Hello, this is Dr. Glasbrenner from George

Mason University, and in this video we will learn about the general components of a data

visualization. Data visualizations follow enough of a pattern

that we can devise a taxonomy for them. The elements of any given data visualization

can be broken down into four basic elements: visual cues, coordinate systems, scale, and

context. Visual cues form the building blocks of any

given visualization. In general, they can be categorized into one

of nine separate visual cues. In any given plot, only a subset of these

cues may be present. It is not required that all nine show up in

one plot. The nine cues and their data types are as

follows. The position visual cue is represented with

numerical data. This is where data is physically located on

the plot, and it shows us how data sits in relation to other things. The length visual cue is represented with

numerical data, and shows how big something is along one dimension.

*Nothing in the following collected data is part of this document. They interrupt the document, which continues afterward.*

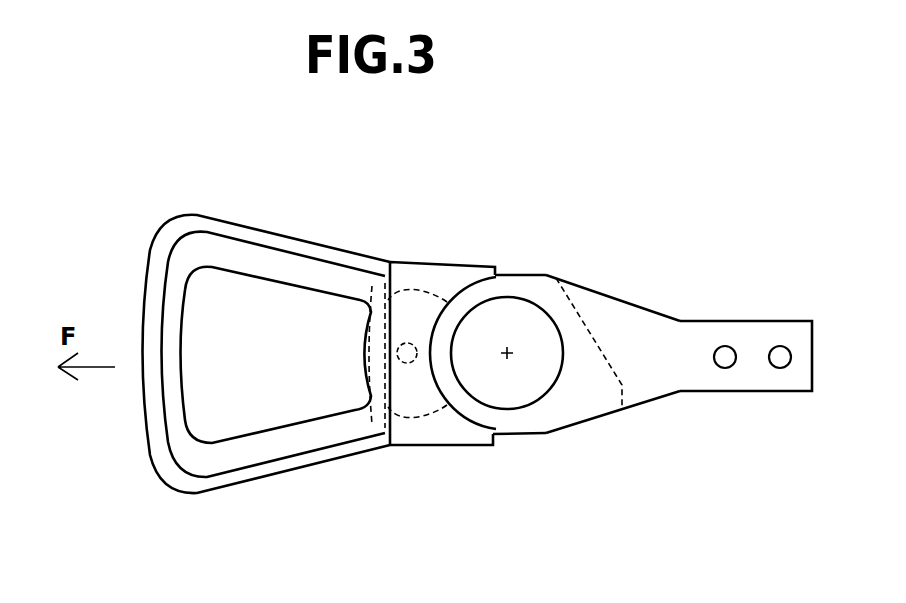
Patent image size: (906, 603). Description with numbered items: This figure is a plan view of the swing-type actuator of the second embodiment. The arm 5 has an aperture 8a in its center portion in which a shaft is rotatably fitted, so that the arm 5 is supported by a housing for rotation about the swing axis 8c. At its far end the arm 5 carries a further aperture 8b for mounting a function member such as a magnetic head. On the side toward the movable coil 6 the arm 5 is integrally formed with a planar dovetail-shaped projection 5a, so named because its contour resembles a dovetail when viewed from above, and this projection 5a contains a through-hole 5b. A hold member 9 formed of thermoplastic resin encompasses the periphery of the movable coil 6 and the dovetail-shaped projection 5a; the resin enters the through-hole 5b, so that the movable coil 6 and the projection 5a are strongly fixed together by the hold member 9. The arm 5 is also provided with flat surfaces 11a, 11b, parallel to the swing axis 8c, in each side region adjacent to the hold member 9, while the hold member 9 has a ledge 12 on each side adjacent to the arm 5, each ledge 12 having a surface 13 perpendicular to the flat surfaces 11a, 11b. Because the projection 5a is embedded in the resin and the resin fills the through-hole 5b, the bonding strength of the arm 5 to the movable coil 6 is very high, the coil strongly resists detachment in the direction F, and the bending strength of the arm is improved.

The arm 5 is at (637, 330).
The dovetail-shaped projection 5a is at (408, 400).
The through-hole 5b is at (410, 346).
The movable coil 6 is at (268, 450).
The aperture 8a is at (535, 340).
The aperture 8b is at (780, 368).
The swing axis 8c is at (509, 355).
The hold member 9 is at (167, 482).
The flat surface 11a is at (523, 270).
The flat surface 11b is at (527, 437).
The ledge 12 is at (470, 267).
The surface 13 is at (500, 273).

The angle visual cue represents numerical

data, and shows how wide something is and whether or not it is parallel to something

else. The direction visual cue represents numerical

data, and can indicate slope in a dataset or, in a time series dataset, whether the

trend is going up or down. The shape visual cue represents categorical

data, and shows what group different data points belong to. The area visual cue represents numerical data,

and shows how big something is along two dimensions. The volume visual cue represents numerical

data, and shows how big something is in three dimensions. The shade visual cue can represent either

numerical or categorical data, and can show the extent to which a certain feature is present

or how severe it is. Last is the color visual cue, which can also

represent either numerical or categorical data, and also can show to what extent or

how severely a certain feature is present. Keep in mind that, when you are using color,

that you should be mindful of red/green color blindness. The second basic element of a data visualization

are coordinate systems, of which there are three types. There is the familiar Cartesian coordinate

system, where we describe points using x and y coordinates measured relative to two perpendicular

axes. There is the polar coordinate system, which

is the radial analog of the Cartesian coordinate system. In this coordinate system, data points are

identified by a radius rho and an angle theta. The third type of coordinate system is the

geographic coordinate system, which corresponds to locations on the curved surface of the

Earth, but need to be represented in a flat two-dimensional plane. The third basic element of a data visualization

is scale, of which there are three types and will seem familiar based on our earlier discussions. The first is the numeric scale. There are several kinds of numeric scales,

with the most common ones being the linear scale, which is the default scale you will

see the most often, the logarithmic scale, which counts along an axes in powers of a

base number such as 10, and the percentage scale, where you consider the relative fraction

of observations instead of their absolute total. The second kind of scale is the categorical

scale. In the categorical scale, the variables may

have no particular ordering, or they may be ordinal, where the position in a series has

meaning. Finally, there is the time scale, which is

a numeric quantity with special properties. Because of the calendar, it can be specified

using a series of units (year, month, day). It can also be considered cyclically, for

example years reset back to January, or a spring oscillating around a central position. The fourth basic element of a data visualization

is context. This refers to annotations and labels that

draw attention to specific parts of a visualization. Examples of this include titles and subtitles

on a plot, labels along the axes that depict scale and indicate the name of the variable,

reference points or lines drawn on the plot, and other markups such as arrows, text boxes,

and so on. It is possible to overdo the markups, so always

try to keep it minimal and focus on the most important things you want to highlight. Let’s now apply these ideas to this example

plot showing the trend between the engine size and gas mileage on the highway for several

different types of automobiles. For visual cues, we see position and color

with the data points, showing us the gas mileage versus engine size trend across several classes

of cars. The coordinate system shown here is Cartesian. The scale is linear along both the horizontal

and vertical axes. For context, we have the plot title, the axes

labels, and the legend on the right. As you’re getting familiar with data visualizations,

it’s worth seeing if you can successfully break down and categorize the elements of

other visualizations that you see.